Low-space signals in production environments

Sun Feb 11 20:42:27 UTC 2007

On 11-Feb-07, at 12:15 PM, Andreas Raab wrote:

> David T. Lewis wrote:
>> On Sun, Feb 11, 2007 at 02:08:29AM -0800, Andreas Raab wrote:
>>> In particular considering that the lowspace semaphore can't  
>>> really do anything because it doesn't even know which process got  
>>> interrupted!
>> Does your image have the fix from Mantis 1041?
>
> No, but that doesn't really matter. My point was that a low- 
> priority process has no chance to ever interrupt a higher-priority  
> process. And I doubt your fix changes that.

No, it simply does a somewhat better job of guessing which process  
might be the problem.

We could, as I'm pretty sure we have discussed, find some way to  
include the oop of the process that caused the allocation problem in  
the semaphore more directly, which would improve things a touch more  
by avoiding the possibility of race conditions. The real problem with  
identifying the *actually* problematic process is that the allocation  
request that triggers a lowspace may well not be part of the actual  
space hog. Suspending the wrong process and letting others -  
including maybe the monster - simply leads to more trouble.

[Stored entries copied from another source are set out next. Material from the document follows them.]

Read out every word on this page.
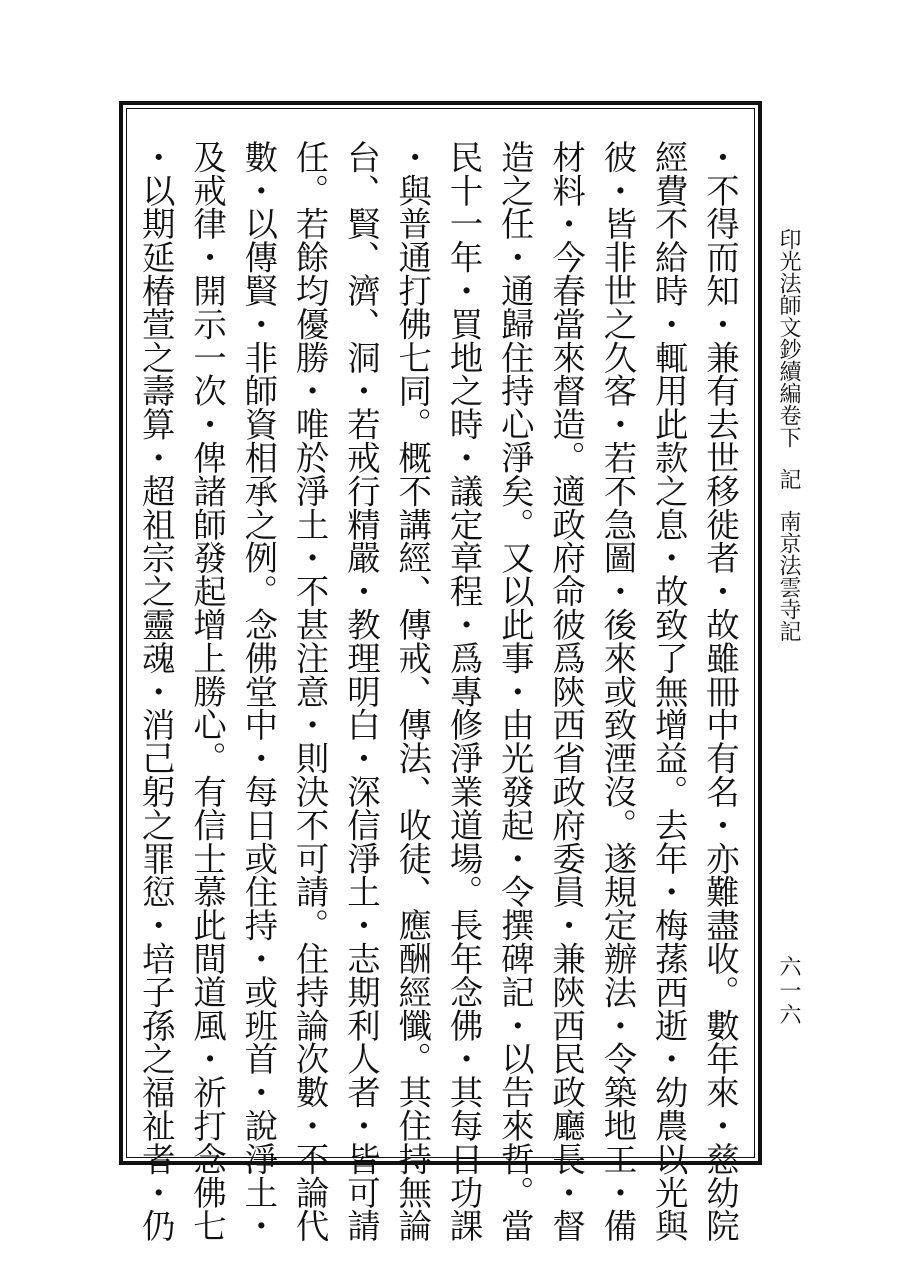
・不得而知・兼有去世移徙者・故雖冊中有名・亦難盡收。數年來・慈幼院
經費不給時・輒用此款之息・故致了無增益。去年・梅蓀西逝・幼農以光與
彼・皆非世之久客・若不急圖・後來或致湮沒。遂規定辦法・令築地工・備
材料・今春當來督造。適政府命彼爲陝西省政府委員・兼陝西民政廳長・督
造之任・通歸住持心淨矣。又以此事・由光發起・令撰碑記・以告來哲。當
民十一年・買地之時・議定章程・爲專修淨業道場。長年念佛・其每日功課
・與普通打佛七同。概不講經、傳戒、傳法、收徒、應酬經懺。其住持無論
台、賢、濟、洞・若戒行精嚴・教理明白・深信淨土・志期利人者・皆可請
任。若餘均優勝・唯於淨土・不甚注意・則決不可請。住持論次數・不論代
數・以傳賢・非師資相承之例。念佛堂中・每日或住持・或班首・說淨土・
及戒律・開示一次・俾諸師發起增上勝心。有信士慕此間道風・祈打念佛七
・以期延椿萱之壽算・超祖宗之靈魂・消己躬之罪愆・培子孫之福祉者・仍	印光法師文鈔續編卷下記南京法雲寺記
六一六
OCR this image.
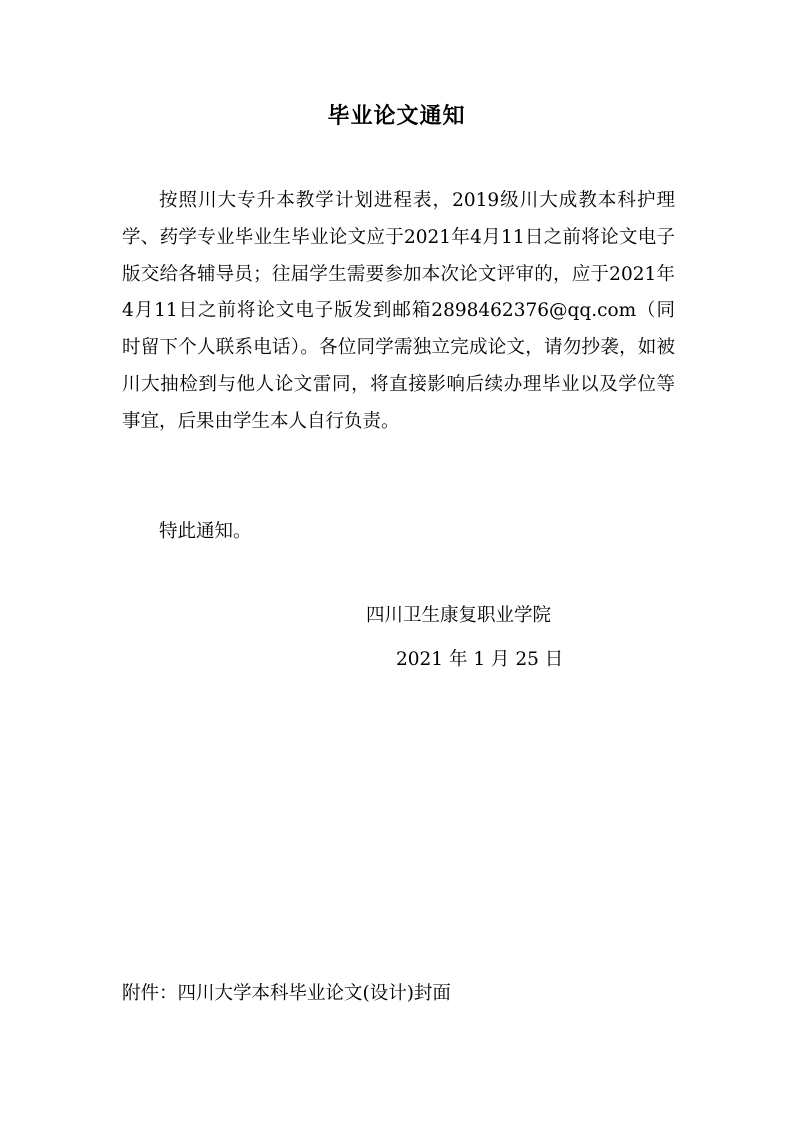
毕业论文通知

按照川大专升本教学计划进程表，2019级川大成教本科护理学、药学专业毕业生毕业论文应于2021年4月11日之前将论文电子版交给各辅导员；往届学生需要参加本次论文评审的，应于2021年4月11日之前将论文电子版发到邮箱2898462376@qq.com（同时留下个人联系电话）。各位同学需独立完成论文，请勿抄袭，如被川大抽检到与他人论文雷同，将直接影响后续办理毕业以及学位等事宜，后果由学生本人自行负责。

特此通知。

四川卫生康复职业学院
2021 年 1 月 25 日
附件：四川大学本科毕业论文(设计)封面
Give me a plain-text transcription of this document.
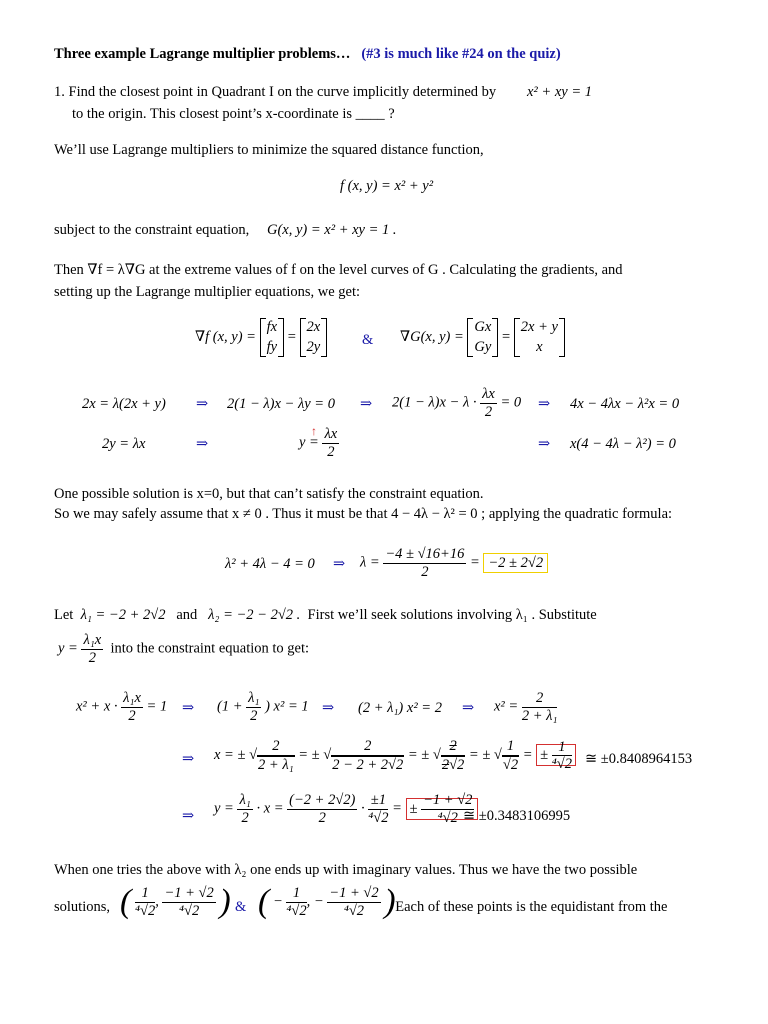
Three example Lagrange multiplier problems… (#3 is much like #24 on the quiz)
1. Find the closest point in Quadrant I on the curve implicitly determined by x² + xy = 1
to the origin. This closest point’s x-coordinate is ____ ?
We’ll use Lagrange multipliers to minimize the squared distance function,
f (x, y) = x² + y²
subject to the constraint equation, G(x, y) = x² + xy = 1 .
Then ∇f = λ∇G at the extreme values of f on the level curves of G . Calculating the gradients, and
setting up the Lagrange multiplier equations, we get:
∇f (x, y) =
fx
fy
=
2x
2y	& ∇G(x, y) =
Gx
Gy
=
2x + y
x
2x = λ(2x + y) ⇒ 2(1 − λ)x − λy = 0 ⇒ $2(1 - \lambda)x - \lambda \cdot \frac{\lambda x}{2} = 0$ ⇒ 4x − 4λx − λ²x = 0
2y = λx	⇒
↑
$y = \frac{\lambda x}{2}$	⇒ x(4 − 4λ − λ²) = 0
One possible solution is x=0, but that can’t satisfy the constraint equation.
So we may safely assume that x ≠ 0 . Thus it must be that 4 − 4λ − λ² = 0 ; applying the quadratic formula:
λ² + 4λ − 4 = 0 ⇒ $\lambda = \frac{-4 \pm √16+16}{2} = -2 \pm 2√2$
Let λ₁ = −2 + 2√2 and λ₂ = −2 − 2√2 . First we’ll seek solutions involving λ₁ . Substitute
$y = \frac{\text{λ₁x}}{2}$ into the constraint equation to get:
$x^2 + x \cdot \frac{\text{λ₁x}}{2} = 1$ ⇒ ($1 + \frac{\text{λ₁}}{2}$ ) x² = 1 ⇒ (2 + λ₁) x² = 2 ⇒ $x^2 = \frac{2}{\text{2 + λ₁}}$
⇒ x = ± √ $\frac{2}{\text{2 + λ₁}}$ = ± √ $\frac{2}{2 - 2 + 2√2}$ = ± √ $\frac{2}{2√2}$ = ± √ $\frac{1}{√2}$ = ± $\frac{1}{\text{⁴√2}}$ ≅ ±0.8408964153
⇒ $y = \frac{\text{λ₁}}{2} \cdot x = \frac{(-2 + 2√2)}{2} \cdot \frac{\pm 1}{\text{⁴√2}}$ = ± $\frac{-1 + √2}{\text{⁴√2}}$
≅ ±0.3483106995
When one tries the above with λ₂ one ends up with imaginary values. Thus we have the two possible
solutions, ( $\frac{1}{\text{⁴√2}}$ , $\frac{-1 + √2}{\text{⁴√2}}$ ) & ( − $\frac{1}{\text{⁴√2}}$ , − $\frac{-1 + √2}{\text{⁴√2}}$ )
. Each of these points is the equidistant from the
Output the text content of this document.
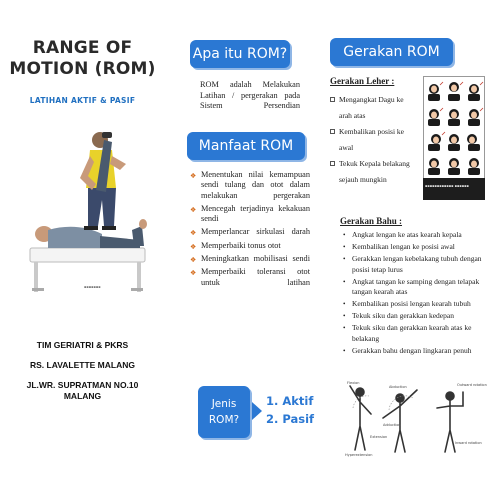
RANGE OF
MOTION (ROM)
LATIHAN AKTIF & PASIF
▪▪▪▪▪▪▪
TIM GERIATRI & PKRS
RS. LAVALETTE MALANG
JL.WR. SUPRATMAN NO.10
MALANG
Apa itu ROM?
ROM adalah Melakukan Latihan / pergerakan pada Sistem Persendian
Manfaat ROM
❖ Menentukan nilai kemampuan sendi tulang dan otot dalam melakukan pergerakan
❖ Mencegah terjadinya kekakuan sendi
❖ Memperlancar sirkulasi darah
❖ Memperbaiki tonus otot
❖ Meningkatkan mobilisasi sendi
❖ Memperbaiki toleransi otot untuk latihan
Jenis
ROM?
1. Aktif
2. Pasif
Gerakan ROM
Gerakan Leher :
Mengangkat Dagu ke arah atas
Kembalikan posisi ke awal
Tekuk Kepala belakang sejauh mungkin
▪▪▪▪▪▪▪▪▪▪▪▪ ▪▪▪▪▪▪
Gerakan Bahu :
• Angkat lengan ke atas kearah kepala
• Kembalikan lengan ke posisi awal
• Gerakkan lengan kebelakang tubuh dengan posisi tetap lurus
• Angkat tangan ke samping dengan telapak tangan kearah atas
• Kembalikan posisi lengan kearah tubuh
• Tekuk siku dan gerakkan kedepan
• Tekuk siku dan gerakkan kearah atas ke belakang
• Gerakkan bahu dengan lingkaran penuh
Flexion
Abduction
Adduction
Outward rotation
Inward rotation
Hyperextension
Extension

If the lowspace handler suspended all other processes it would  
obviate some of the problems. If we wanted to interact with users as  
part of the handler we might have to permit some other process to  
start or resume, perhaps under some restrictions. If simply doing a  
gc solved the space problem then we could simply allow everything  
else to resume. And we should remove direct in-vm calls to gc  
wherever possible so that in-image code can apply more flexible  
policies.

Having a very high priority process to handle low space conditions  
seems like a plausible idea to me.

tim
--
tim Rowledge; tim at rowledge.org; http://www.rowledge.org/tim
A bug in the code is worth two in the documentation.